Bulk Download: SDMX XML or TSV http://ec.europa.eu/eurostat/estat-navtree-portlet-prod/BulkDownloadListing?sort=1&dir=data
Account: No

Existence of a hierachy of datasets on web site: Yes
How to recover the information: http://ec.europa.eu/eurostat/estat-navtree-portlet-prod/BulkDownloadListing?sort=1&file=table_of_contents.xml with update information in the lastUpdate date.
- The lastModified date corresponds to the last table structure
- change (probably adding a new observation ?)

parsing of table_of_contents.xml is done in function build_data_tree()
it uses lxml iterative parser in order not to build the entire xml tree in memory
categories are created by sub-function create_category. The dictionary _category needs to be modified to fit the new schema
the iterative xml parser looks for tag leaf that identifies datasets. Then it uses xpath to get the branches parents and the components of a dataset. This could be improved and accelerated by defining branch and children as events. This does not need to be done in the first iteration for this provider. If not, open an issue to do it in the future.

datasetCode: provided
how to get release date: in DSD
dataset docHref: yes
dataset notes: yes
dimension_list: provided in DSD
use of attributes: yes
attribute_list: provided in DSD
available frequencies:
- A: Annual
- S: Half-yearly, semester
- Q: Quarterly
- M: Monthly
- W: Weekly
- B:Business week
- D: Daily
- H: Hourly (DBnomics doesn't support this frequency. It may not be used by Eurostat. If it appear, log an error so that we can see the dataset)
- N: Minutely (DBnomics doesn't support this frequency. It may not be used by Eurostat. If it appear, log an error so that we can see the dataset)
availability of previous updates: no
existence of real time datasets: no
warning: dimension and attribute code lists are more complete than the value effectively used in a dataset. It is necessary to rebuild the code list while reading the series.

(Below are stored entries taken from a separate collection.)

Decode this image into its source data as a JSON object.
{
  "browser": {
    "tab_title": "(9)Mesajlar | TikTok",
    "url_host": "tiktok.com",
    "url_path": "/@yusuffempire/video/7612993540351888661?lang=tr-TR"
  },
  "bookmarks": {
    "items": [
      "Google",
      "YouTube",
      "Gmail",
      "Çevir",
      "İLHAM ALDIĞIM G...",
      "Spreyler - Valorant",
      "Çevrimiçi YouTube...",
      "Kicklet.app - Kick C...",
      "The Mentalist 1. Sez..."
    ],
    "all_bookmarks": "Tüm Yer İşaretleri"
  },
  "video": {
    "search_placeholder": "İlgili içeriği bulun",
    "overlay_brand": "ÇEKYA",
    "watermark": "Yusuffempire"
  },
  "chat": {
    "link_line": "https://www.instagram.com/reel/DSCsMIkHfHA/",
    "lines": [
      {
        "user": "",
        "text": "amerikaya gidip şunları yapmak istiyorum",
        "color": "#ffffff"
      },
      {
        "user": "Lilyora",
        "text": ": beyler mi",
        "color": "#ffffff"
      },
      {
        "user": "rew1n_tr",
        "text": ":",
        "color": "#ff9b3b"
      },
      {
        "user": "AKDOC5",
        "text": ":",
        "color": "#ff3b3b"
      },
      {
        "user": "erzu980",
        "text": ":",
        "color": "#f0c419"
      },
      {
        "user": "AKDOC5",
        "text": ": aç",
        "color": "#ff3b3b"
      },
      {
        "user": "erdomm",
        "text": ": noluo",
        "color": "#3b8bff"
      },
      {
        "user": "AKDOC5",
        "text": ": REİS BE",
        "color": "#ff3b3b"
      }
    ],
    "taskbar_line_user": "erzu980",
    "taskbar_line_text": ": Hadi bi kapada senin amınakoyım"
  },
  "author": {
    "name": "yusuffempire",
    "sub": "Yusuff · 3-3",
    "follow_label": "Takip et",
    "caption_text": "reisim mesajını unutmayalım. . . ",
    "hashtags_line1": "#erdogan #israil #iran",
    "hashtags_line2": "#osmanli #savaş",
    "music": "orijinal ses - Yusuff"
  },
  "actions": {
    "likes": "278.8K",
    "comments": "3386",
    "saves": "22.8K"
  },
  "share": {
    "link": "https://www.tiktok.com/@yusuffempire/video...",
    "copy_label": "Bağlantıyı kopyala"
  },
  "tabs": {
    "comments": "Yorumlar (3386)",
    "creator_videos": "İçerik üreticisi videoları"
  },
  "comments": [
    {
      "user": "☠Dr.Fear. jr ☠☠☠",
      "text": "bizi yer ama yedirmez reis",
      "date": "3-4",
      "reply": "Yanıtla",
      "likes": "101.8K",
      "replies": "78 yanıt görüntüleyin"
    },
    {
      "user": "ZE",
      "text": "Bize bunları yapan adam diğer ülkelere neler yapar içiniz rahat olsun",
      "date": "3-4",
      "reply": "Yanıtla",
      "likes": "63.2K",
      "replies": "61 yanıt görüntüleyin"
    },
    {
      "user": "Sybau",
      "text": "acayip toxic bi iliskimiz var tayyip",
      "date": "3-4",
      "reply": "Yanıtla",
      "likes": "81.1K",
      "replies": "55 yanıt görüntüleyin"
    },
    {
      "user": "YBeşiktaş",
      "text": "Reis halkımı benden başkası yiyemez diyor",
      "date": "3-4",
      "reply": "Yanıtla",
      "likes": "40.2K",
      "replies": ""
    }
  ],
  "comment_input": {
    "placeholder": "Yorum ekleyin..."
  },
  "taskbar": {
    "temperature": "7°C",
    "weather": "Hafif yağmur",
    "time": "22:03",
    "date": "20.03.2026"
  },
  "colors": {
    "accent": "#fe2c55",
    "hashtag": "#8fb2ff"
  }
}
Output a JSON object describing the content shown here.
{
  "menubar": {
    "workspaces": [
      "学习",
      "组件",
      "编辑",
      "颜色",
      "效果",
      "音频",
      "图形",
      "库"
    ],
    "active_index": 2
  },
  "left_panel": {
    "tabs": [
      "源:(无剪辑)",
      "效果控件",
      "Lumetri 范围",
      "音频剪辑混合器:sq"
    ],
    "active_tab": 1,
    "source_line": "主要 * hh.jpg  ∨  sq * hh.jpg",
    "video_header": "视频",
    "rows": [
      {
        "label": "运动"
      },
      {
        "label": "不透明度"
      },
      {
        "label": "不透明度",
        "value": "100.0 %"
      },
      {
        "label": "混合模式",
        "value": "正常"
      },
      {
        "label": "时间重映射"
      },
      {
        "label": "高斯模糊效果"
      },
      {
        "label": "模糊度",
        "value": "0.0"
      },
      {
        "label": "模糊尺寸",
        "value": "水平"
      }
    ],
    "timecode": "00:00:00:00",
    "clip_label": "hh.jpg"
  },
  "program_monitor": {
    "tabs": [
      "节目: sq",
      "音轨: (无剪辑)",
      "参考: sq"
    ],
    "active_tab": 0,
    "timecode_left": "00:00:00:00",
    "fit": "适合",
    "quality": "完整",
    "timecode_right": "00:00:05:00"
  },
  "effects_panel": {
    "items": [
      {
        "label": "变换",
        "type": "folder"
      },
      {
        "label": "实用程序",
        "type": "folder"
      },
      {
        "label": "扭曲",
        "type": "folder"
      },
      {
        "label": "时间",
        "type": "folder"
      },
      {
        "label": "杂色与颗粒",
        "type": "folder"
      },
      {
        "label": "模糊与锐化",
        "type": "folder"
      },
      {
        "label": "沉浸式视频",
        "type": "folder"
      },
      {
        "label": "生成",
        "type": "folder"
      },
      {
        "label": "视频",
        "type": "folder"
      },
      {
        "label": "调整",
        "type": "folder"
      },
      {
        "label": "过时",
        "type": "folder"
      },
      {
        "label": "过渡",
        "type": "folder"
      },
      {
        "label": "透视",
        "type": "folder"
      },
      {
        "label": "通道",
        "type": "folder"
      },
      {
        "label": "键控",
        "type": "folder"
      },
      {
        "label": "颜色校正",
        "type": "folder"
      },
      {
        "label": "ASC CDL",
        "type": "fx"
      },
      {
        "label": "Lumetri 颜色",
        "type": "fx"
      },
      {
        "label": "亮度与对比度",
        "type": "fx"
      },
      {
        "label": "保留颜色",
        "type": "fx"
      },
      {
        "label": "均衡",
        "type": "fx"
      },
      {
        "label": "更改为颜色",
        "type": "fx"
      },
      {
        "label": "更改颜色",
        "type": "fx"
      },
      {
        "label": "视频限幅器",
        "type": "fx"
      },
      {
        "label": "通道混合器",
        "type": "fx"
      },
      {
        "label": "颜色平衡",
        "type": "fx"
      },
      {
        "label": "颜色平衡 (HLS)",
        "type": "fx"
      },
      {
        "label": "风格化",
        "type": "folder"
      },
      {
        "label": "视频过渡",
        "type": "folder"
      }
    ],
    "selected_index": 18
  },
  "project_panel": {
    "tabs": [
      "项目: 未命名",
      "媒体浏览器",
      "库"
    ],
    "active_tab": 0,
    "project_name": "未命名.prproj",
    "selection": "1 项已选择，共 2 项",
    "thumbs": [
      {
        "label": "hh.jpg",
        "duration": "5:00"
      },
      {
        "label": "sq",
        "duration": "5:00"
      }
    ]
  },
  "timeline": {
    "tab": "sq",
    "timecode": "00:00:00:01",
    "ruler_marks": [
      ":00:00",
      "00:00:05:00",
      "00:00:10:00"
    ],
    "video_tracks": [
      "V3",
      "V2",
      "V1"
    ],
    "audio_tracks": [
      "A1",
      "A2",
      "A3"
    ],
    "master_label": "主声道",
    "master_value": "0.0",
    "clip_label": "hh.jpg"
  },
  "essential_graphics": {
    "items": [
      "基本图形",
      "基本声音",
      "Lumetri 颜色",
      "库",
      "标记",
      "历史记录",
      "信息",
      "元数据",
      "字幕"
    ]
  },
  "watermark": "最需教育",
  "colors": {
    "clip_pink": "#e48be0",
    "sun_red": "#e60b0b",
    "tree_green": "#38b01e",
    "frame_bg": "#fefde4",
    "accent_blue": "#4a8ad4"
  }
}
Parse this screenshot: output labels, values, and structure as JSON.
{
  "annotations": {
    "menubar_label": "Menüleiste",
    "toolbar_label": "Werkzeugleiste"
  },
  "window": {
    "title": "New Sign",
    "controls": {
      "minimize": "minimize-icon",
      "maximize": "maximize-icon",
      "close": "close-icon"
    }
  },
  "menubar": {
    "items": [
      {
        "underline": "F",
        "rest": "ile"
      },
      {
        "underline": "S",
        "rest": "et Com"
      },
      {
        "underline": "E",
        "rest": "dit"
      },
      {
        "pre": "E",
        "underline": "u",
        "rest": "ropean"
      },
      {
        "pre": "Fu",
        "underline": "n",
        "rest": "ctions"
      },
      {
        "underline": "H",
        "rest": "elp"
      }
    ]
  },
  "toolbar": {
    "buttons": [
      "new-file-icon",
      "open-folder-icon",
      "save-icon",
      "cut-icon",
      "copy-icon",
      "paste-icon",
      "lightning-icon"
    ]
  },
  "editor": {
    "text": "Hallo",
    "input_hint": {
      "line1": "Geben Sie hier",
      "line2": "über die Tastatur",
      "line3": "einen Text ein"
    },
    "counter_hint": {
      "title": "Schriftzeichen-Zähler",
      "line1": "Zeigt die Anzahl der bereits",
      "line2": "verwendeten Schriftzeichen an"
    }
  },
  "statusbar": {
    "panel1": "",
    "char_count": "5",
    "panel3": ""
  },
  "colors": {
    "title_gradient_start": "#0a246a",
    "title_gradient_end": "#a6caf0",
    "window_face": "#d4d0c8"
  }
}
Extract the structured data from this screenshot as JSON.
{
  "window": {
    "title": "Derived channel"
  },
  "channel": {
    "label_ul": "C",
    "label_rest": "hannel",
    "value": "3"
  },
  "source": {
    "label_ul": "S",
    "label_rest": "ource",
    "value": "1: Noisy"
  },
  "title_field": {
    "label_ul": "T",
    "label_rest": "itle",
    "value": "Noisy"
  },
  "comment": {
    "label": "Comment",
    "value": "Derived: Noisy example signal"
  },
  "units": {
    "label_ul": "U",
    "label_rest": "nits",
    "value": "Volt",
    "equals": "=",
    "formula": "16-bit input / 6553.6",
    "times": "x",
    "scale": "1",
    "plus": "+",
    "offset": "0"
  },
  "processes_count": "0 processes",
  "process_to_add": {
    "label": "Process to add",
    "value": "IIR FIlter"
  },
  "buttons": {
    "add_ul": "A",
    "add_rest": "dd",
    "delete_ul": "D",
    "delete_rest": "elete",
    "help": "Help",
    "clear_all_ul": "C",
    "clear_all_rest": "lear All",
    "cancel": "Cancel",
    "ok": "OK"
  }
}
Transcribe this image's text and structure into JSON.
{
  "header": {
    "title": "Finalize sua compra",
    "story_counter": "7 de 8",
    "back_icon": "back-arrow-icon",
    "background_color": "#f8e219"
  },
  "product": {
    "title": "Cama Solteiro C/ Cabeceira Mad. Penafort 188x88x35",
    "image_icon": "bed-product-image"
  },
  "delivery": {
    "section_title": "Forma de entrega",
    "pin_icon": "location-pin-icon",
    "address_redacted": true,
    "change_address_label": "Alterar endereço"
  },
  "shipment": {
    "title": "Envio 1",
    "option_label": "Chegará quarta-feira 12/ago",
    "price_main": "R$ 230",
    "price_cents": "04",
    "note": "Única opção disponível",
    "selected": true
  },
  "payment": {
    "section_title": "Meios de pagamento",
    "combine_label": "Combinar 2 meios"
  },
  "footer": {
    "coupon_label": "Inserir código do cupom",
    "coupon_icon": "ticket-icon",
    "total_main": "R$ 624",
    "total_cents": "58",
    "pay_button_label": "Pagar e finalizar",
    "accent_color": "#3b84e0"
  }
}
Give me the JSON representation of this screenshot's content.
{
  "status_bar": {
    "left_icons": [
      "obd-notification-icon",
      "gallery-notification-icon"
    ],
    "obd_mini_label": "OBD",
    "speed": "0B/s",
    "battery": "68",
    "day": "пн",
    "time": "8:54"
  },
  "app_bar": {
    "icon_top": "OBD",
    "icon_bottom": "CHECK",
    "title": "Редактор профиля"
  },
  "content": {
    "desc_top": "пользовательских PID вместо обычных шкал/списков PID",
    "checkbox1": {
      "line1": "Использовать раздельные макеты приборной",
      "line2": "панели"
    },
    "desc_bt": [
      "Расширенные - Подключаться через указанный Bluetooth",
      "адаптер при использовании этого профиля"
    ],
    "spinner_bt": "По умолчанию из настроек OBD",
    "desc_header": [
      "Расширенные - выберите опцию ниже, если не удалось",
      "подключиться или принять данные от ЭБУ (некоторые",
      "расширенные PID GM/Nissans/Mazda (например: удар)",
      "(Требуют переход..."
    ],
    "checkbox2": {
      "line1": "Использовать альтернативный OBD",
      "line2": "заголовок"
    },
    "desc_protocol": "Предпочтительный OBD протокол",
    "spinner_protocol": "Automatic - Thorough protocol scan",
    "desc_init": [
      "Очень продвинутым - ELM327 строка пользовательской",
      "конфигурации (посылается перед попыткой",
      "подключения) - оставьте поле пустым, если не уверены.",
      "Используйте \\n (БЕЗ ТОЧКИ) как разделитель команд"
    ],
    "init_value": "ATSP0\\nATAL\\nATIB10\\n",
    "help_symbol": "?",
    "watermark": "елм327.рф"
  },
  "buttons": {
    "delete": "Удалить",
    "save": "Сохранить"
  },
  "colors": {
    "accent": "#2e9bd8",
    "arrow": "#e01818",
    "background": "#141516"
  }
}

the datasets are provided in a *.zip file at http://ec.europa.eu/eurostat/estat-navtree-portlet-prod/BulkDownloadListing?sort=1&file=data, see function make_url()
the *.zip file contains a dsd.xml file and a sdmx.xml file
the dimensions and other characteristics of a dataset are provided in the *.dsd.xml file and the data in the sdmx.xml file
the code for processing these files is provided in dlstats\dlstats\xml_utils.py
the function to process the dsd.xml file is provided by class XMLStructure()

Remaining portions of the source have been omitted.